Forty years ago, getting on board a commercial aircraft was a more risky proposition than it is today and arriving safely at your intended destination was not guaranteed. As the airlines focused on improving their safety record, four reasons emerged as to the root causes of these disasters:

The catalyst event may immediately precede the incident or seem unrelated to it: for example a decision is made to make a component part (e.g. jackscrew assembly) on an aircraft out of two dissimilar metals that will not wear at the same rate as each other (see below).

There are many examples of system faults that cause or contribute to errors and adverse events: scheduling systems that do not allow for adequate rest for personnel, computer systems that flag unimportant information, but fail to alert the physician about an important drug interaction.

Once the catalyst event has occurred and the system faults have contributed to, rather than mitigated the error, the patient or passengers must now rely on human beings within the system to prevent harm. The greatest tool in aviation and in medicine is situational awareness: the ability to keep the whole picture in focus, to not get so lost in detail that one forgets to fly the plane or to prioritize patient ventilation over achieving tracheal intubation.7

The final cause of an adverse event is human error. It is almost never the only cause and when we focus on ‘who is to blame’ we miss our opportunity to ‘find a system to fix’.

An example from aviation

On 31 January 2000, an Alaska Airlines MD80 departed Puerto Vallarta in Mexico for Seattle, Washington, with a scheduled stop in San Francisco. Sixteen minutes into the flight the autopilot tripped off, indicating a malfunction of the autopilot or flight control system. Investigators later concluded this was due to in-flight failure of the horizontal stabilizer jackscrew and Acme nut thread assembly.

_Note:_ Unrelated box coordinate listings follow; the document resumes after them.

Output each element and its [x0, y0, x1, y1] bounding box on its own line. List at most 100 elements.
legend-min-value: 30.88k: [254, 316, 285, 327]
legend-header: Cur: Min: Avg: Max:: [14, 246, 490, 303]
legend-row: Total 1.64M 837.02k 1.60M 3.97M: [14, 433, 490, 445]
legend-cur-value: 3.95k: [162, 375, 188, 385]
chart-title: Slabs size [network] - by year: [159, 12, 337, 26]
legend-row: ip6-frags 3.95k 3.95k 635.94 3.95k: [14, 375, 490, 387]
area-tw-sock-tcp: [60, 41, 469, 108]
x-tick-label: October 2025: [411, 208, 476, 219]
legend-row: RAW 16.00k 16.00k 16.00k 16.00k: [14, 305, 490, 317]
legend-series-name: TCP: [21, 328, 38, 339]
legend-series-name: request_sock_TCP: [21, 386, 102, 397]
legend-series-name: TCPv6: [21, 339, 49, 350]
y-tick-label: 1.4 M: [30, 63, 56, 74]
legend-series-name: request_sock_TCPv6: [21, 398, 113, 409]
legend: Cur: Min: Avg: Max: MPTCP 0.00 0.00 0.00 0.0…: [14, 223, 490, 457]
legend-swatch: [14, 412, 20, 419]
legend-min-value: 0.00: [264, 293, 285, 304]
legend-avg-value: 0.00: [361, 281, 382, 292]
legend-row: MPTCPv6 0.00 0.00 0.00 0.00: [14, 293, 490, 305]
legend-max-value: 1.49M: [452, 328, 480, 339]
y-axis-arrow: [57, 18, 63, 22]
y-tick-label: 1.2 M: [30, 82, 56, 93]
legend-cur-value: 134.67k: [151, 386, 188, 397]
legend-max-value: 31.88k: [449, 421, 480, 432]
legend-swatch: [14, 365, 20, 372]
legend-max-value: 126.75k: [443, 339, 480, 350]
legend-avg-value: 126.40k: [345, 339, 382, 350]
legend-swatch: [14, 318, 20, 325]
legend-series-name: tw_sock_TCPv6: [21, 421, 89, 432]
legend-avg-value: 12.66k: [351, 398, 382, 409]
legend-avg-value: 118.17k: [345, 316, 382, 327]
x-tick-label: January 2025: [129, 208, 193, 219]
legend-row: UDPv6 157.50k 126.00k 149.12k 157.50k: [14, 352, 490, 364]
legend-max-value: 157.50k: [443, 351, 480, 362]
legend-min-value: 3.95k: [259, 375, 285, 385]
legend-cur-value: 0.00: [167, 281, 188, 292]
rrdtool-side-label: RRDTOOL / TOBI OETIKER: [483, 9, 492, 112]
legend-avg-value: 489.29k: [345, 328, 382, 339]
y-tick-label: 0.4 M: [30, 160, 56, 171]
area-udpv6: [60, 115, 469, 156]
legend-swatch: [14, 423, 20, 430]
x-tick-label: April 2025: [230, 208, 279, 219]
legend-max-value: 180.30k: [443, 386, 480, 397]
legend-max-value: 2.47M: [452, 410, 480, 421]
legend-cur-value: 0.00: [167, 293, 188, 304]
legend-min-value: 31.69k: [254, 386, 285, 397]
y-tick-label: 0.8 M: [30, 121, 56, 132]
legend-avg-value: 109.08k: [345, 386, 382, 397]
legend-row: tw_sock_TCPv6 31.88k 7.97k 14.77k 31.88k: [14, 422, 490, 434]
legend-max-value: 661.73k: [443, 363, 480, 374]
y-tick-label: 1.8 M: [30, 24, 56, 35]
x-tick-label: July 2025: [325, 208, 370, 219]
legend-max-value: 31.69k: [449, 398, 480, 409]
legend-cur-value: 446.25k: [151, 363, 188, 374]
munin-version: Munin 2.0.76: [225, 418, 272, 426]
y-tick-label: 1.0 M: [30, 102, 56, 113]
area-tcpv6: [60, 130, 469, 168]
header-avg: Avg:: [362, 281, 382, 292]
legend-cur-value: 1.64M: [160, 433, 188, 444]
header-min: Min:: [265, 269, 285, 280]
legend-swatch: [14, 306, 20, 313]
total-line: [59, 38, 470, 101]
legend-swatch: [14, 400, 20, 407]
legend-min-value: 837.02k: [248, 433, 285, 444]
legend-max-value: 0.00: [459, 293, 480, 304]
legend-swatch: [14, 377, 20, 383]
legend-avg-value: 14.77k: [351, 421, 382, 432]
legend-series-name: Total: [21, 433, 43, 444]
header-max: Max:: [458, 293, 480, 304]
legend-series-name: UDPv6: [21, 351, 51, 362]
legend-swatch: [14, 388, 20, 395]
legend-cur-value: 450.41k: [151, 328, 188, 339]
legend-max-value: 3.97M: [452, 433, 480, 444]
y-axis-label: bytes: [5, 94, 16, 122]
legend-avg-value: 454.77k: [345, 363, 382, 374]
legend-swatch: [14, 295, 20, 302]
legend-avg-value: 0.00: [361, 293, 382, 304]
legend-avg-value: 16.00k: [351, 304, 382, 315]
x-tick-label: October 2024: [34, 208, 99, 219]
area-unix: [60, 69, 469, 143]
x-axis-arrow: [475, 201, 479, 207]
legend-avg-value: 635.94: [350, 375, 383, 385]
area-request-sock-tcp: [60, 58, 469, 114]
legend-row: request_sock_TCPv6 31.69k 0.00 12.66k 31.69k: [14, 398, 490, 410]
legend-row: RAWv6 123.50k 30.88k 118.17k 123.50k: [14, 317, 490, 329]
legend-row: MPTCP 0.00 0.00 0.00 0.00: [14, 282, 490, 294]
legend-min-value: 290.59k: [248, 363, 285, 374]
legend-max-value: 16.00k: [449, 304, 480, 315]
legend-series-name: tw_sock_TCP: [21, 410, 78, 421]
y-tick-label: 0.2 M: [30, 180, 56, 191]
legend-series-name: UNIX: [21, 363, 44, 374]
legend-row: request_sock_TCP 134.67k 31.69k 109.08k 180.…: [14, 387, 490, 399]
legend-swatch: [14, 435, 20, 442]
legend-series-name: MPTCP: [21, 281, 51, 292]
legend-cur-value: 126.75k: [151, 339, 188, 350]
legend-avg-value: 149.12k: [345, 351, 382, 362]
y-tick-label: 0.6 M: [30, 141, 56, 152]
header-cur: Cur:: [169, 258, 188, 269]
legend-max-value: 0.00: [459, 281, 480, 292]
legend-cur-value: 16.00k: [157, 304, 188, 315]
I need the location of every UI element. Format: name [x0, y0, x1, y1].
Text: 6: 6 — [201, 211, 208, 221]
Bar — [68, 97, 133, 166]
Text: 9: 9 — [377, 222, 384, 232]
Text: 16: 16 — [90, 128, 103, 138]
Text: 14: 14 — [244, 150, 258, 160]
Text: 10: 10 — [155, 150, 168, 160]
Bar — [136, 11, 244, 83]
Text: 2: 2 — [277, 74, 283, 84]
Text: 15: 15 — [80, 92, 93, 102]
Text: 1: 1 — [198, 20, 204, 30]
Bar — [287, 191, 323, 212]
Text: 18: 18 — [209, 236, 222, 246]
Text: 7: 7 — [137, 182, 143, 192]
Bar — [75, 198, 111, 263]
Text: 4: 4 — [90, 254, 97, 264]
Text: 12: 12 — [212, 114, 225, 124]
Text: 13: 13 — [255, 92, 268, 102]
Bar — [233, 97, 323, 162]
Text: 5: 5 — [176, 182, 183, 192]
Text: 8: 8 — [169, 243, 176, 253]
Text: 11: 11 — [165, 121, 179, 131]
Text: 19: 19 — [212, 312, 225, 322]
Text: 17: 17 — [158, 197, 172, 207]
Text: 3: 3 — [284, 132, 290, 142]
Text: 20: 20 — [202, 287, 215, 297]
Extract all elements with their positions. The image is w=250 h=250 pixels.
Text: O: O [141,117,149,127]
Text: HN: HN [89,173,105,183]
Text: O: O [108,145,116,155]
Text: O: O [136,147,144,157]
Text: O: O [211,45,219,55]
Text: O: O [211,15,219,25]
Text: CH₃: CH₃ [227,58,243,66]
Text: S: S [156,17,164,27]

The Captain was under pressure from the airline dispatcher to return the plane to the USA, so he continued, sometimes exerting as much as 150 pounds of force on the jackscrew assembly in order to maintain control of the aircraft. What the crew did not know was that when the MD 80 was designed, dissimilar metals were used in the construction of the jackscrew assembly. Because this assembly experienced heavy flight loads, the softer metal wore at a greater rate than the harder metal, and so the assembly became loose (Catalyst event).

Knowing that this could lead to catastrophic failures, the manufacturer had conducted extensive tests and issued specific procedures for inspection and lubrication of the jackscrew assembly. Other airlines, having complied with the manufacturer’s approved procedures, never experienced such failures. However, because this process was difficult and time-consuming, the airline had received permission from the principal operations inspector, assigned by the Federal Aviation Authority (FAA) to that airline, to inspect at intervals of 2300 hours, instead of the 700 hours recommended by the manufacturer. When the airplane was inspected by maintenance a few days earlier, it was found to be ‘outside of tolerances’, but was overridden by a line supervisor, and the aircraft was placed back into service (System faults).

Within sight of the airport, and after recovering from a dive, the crew discussed the difficulties with maintenance. Unaware of the gravity of the situation, and ignoring the advice of the first officer who was urging him to land immediately, the captain elected to do ‘a little troubleshooting’ (Loss of situational awareness and human error). Two hours and 42 min into the flight, they lost total control of the aircraft, flying it upside down for 70 s before finally plunging into the Pacific Ocean off the coast of California.